7. Believing Your RB1 is Invincible – Last year was another perfect example of how frail the NFL RB can be. Everyone who had Montee Ball projected as a RB1 was rewarded with a guy who ended the season third on his own depth chart. LeSean McCoy went No. 1 overall in many drafts and barely cracked RB1 status at the end of the year. Running backs are fantasy gold and fool’s gold if you do not draft expecting injuries and inconsistency to occur at some point. Drafting three or four starter caliber RBs is better than trying to fill out your roster with backup WRs and TEs who will never see your gamely roster. Players such as Latavius Murray, Joseph Randle and Chris Ivory may not be flashy names right now.
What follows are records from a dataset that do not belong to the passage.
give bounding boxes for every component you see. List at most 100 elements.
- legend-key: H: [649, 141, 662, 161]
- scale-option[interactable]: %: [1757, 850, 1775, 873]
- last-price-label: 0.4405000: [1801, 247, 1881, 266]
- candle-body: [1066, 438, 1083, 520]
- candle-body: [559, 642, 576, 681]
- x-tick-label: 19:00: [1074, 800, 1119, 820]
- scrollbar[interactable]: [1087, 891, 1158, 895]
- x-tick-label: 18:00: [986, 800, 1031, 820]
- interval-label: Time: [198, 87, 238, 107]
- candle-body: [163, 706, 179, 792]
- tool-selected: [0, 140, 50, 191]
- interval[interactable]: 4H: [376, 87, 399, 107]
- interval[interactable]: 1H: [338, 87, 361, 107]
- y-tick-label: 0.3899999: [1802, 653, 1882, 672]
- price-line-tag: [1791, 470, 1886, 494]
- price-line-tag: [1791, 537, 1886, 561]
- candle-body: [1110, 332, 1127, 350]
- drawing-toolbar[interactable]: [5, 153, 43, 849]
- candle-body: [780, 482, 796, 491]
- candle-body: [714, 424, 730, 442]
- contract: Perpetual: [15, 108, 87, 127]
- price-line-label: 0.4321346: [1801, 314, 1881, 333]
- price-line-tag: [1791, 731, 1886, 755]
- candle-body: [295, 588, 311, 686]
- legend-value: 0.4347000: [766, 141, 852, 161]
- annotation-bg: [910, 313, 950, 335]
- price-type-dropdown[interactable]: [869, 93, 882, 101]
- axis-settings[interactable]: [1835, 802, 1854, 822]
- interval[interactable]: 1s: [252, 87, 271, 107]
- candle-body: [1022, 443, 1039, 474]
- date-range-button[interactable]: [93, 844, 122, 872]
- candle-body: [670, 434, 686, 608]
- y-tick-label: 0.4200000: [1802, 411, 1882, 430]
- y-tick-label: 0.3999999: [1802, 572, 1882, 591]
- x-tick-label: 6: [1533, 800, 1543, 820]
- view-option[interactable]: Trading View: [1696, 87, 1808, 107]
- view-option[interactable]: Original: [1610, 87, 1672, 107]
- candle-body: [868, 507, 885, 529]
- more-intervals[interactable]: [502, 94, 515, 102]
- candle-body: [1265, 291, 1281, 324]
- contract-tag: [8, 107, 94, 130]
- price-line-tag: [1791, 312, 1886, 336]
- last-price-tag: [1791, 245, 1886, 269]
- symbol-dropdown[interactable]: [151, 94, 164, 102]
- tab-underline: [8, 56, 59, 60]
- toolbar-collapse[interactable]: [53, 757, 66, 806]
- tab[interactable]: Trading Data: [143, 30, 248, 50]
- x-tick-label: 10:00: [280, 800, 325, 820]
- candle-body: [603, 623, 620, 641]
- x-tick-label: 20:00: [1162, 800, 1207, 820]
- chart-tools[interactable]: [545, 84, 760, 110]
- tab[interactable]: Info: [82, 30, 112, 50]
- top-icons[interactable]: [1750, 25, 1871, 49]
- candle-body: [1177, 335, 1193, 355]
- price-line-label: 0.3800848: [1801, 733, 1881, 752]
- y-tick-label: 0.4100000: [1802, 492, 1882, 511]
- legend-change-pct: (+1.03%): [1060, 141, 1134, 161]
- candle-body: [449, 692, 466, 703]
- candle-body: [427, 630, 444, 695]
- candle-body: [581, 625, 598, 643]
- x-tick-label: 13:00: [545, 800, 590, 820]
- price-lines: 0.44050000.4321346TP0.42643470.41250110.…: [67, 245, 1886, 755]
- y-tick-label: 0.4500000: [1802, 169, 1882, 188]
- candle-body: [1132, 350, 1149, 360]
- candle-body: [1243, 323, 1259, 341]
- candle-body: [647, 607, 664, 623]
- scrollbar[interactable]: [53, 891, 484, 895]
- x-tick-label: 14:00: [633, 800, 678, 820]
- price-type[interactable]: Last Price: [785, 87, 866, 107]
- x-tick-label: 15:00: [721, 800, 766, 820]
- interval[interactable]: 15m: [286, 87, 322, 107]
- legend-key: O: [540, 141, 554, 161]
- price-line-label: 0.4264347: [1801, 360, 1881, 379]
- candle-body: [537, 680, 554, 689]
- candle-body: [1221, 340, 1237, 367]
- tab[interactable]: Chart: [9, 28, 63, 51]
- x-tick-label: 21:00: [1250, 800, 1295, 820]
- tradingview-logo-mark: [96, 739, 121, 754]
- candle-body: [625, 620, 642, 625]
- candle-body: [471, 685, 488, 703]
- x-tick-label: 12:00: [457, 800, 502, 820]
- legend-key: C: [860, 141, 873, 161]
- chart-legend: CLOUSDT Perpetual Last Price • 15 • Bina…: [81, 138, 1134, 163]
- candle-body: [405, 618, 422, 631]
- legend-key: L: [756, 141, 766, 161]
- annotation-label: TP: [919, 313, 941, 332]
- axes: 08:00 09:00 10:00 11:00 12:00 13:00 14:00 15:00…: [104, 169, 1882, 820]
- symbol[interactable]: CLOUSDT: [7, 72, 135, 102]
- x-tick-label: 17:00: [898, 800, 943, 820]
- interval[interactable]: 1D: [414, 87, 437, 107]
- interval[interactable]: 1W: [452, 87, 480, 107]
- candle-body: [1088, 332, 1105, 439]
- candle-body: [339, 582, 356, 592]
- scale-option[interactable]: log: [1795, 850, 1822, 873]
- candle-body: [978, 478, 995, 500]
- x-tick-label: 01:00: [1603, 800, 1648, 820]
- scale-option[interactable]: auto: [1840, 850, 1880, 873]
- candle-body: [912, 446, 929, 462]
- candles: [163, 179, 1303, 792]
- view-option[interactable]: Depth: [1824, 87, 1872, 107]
But you will be thanking yourself for stocking up and inserting a starting RB in your lineup once your guy goes down. Based on the positional scarcity, there is no better position to hoard from the rest of your league than RB. You’ll also be able to drive up the price in trading. See… scarcity is simple supply and demand.

8. Not Drafting Your RB Handcuff  Raise your hand if you felt like a fantasy king last year for drafting RB Giovanni Bernard and lighting up your league at the beginning of the season? But as Bernard succumbed to a nagging hip injury, you felt like a chump not drafting rookie Jeremy Hill as he tore apart your league. So fill your bench with a couple capable RB backups, even those you didn’t draft, and drive your other league owners crazy. For a current list of NFL handcuffs, we have already done the homework for you.

9. Not Savoring the Draft – I get the same feeling every year after the draft…sudden depression. For all the preparation, all the mock drafts and all the explanations to my wife about the importance of positional scarcity, it’s done. Just like that. But remember to “see and savor” as one of my good friends often says to me. Your fantasy football draft is one of the most enjoyable times of the year. Bask in what you just did. And take note of picks made who can be bulletin board material for some serious trash talk against your league mates.

10. Overreacting after the Draft – It seems that in every draft, people think, “My team is gonna wipe the floor this year!” or “What was I thinking with Doug Martin!” Sadly the latter was the common catastrophe in 2014. But don’t overreact, don’t get too prideful and don’t beat yourself up. You’ve just started the journey. Remember, all that preparation is going somewhere. Real in-game numbers will take over the projections. The “potential” you see in your team will meet real stats. And then you’ll see if you learned anything from last year’s draft.